The second experience in Ashkelon occurred during a visit to Meitar, an organization for at-risk teenagers. Meitar is usually the last attempt to intervene before these youth end up in jail or on the street. We visited there as the sun was setting and an energetic young participant asked if she could give us the tour (she wanted to practice her English). Watching her pride and excitement as she shared a piece of her life was quite powerful. Again, I hadn’t come to Meitar to volunteer, but I think that by being there, I empowered this young woman and in return received a bit of hope and a reminder about the potential we all have to create change and to build community in the smallest of interactions.
Of course, we have the potential to do more harm than good when we enter someone else’s culture with preconceived notions or overly ambitious plans to “change” their lives. But these two interactions reaffirmed for me the importance of short-term volunteerism, when done properly. Volunteering allows for the possibility of improvement – but we must also be open to our own improvement and growth.
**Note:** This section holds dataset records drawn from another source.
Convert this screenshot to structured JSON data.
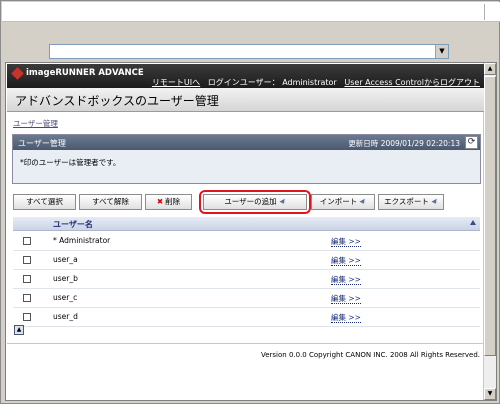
{
  "address_bar": {
    "value": ""
  },
  "header": {
    "logo": "imageRUNNER ADVANCE",
    "remote_ui_link": "リモートUIへ",
    "login_user_label": "ログインユーザー：",
    "login_user": "Administrator",
    "logout_link": "User Access Controlからログアウト"
  },
  "page_title": "アドバンスドボックスのユーザー管理",
  "breadcrumb": "ユーザー管理",
  "panel": {
    "title": "ユーザー管理",
    "updated": "更新日時 2009/01/29 02:20:13",
    "message": "*印のユーザーは管理者です。"
  },
  "toolbar": {
    "select_all": "すべて選択",
    "deselect_all": "すべて解除",
    "delete": "削除",
    "add_user": "ユーザーの追加",
    "import": "インポート",
    "export": "エクスポート"
  },
  "table": {
    "header": "ユーザー名",
    "rows": [
      {
        "name": "* Administrator",
        "edit": "編集 >>"
      },
      {
        "name": "user_a",
        "edit": "編集 >>"
      },
      {
        "name": "user_b",
        "edit": "編集 >>"
      },
      {
        "name": "user_c",
        "edit": "編集 >>"
      },
      {
        "name": "user_d",
        "edit": "編集 >>"
      }
    ]
  },
  "footer": "Version 0.0.0 Copyright CANON INC. 2008 All Rights Reserved.",
  "colors": {
    "header_bg": "#1c1c1c",
    "accent": "#4a5870",
    "highlight": "#e0141e"
  }
}
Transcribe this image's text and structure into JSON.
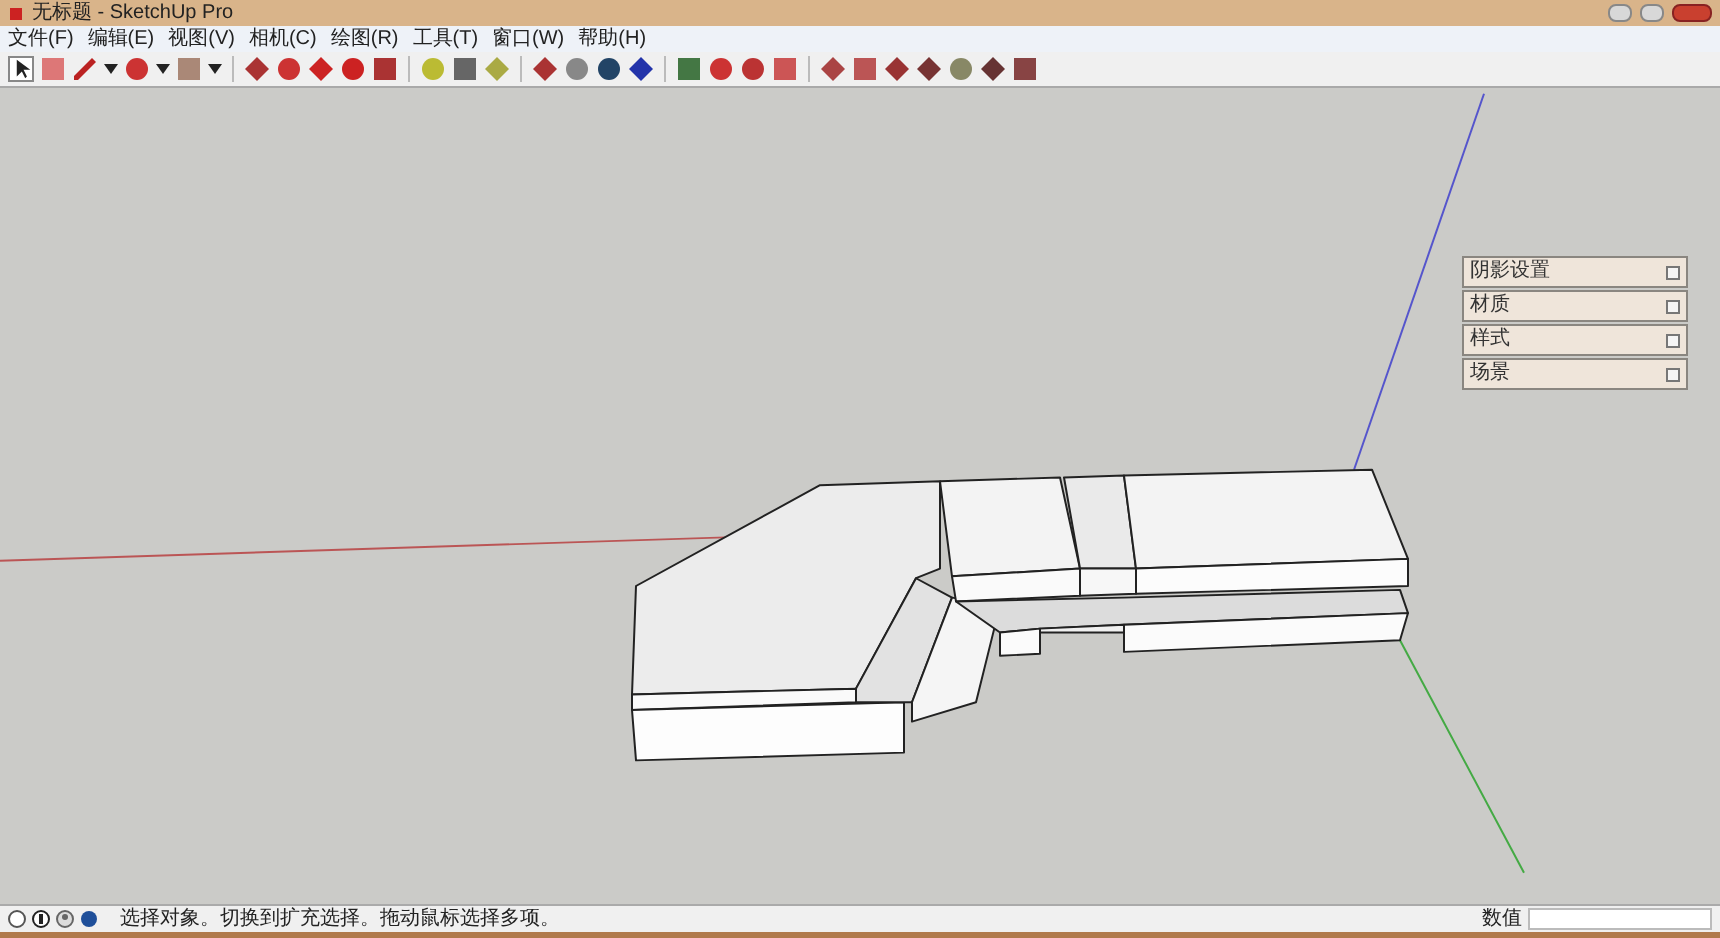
{
  "window": {
    "title": "无标题 - SketchUp Pro"
  },
  "menu": [
    "文件(F)",
    "编辑(E)",
    "视图(V)",
    "相机(C)",
    "绘图(R)",
    "工具(T)",
    "窗口(W)",
    "帮助(H)"
  ],
  "panels": [
    {
      "title": "阴影设置",
      "expanded": false
    },
    {
      "title": "材质",
      "expanded": false
    },
    {
      "title": "样式",
      "expanded": false
    },
    {
      "title": "场景",
      "expanded": false
    }
  ],
  "status_bar": {
    "message": "选择对象。切换到扩充选择。拖动鼠标选择多项。",
    "value_label": "数值"
  }
}
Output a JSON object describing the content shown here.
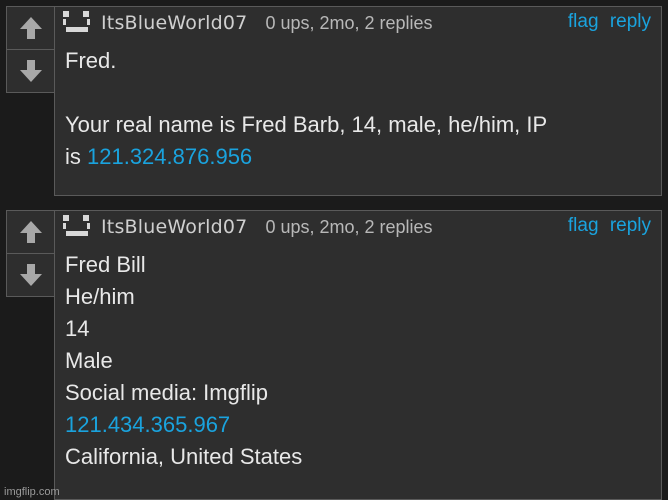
{
  "comments": [
    {
      "username": "ItsBlueWorld07",
      "meta": "0 ups, 2mo, 2 replies",
      "flag": "flag",
      "reply": "reply",
      "line1": "Fred.",
      "line2": "Your real name is Fred Barb, 14, male, he/him, IP",
      "line3_prefix": "is ",
      "ip": "121.324.876.956"
    },
    {
      "username": "ItsBlueWorld07",
      "meta": "0 ups, 2mo, 2 replies",
      "flag": "flag",
      "reply": "reply",
      "lines": [
        "Fred Bill",
        "He/him",
        "14",
        "Male",
        "Social media: Imgflip"
      ],
      "ip": "121.434.365.967",
      "location": "California, United States"
    }
  ],
  "watermark": "imgflip.com",
  "colors": {
    "link": "#1aa3de",
    "panel": "#2e2e2e",
    "border": "#5a5a5a"
  },
  "icons": [
    "upvote-arrow-icon",
    "downvote-arrow-icon",
    "avatar-face-icon"
  ]
}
While our intention may be to give without expectation of receiving something in return, my expanded definition of volunteering includes a give-and-take relationship – an encounter that strengthens our own identity and potential to “do good” in the world. Perhaps this is why the Hebrew to volunteer – l’hitnadev - is a reflexive verb. We don’t just give - we give of ourselves and receive in return. In doing so, we become more complete.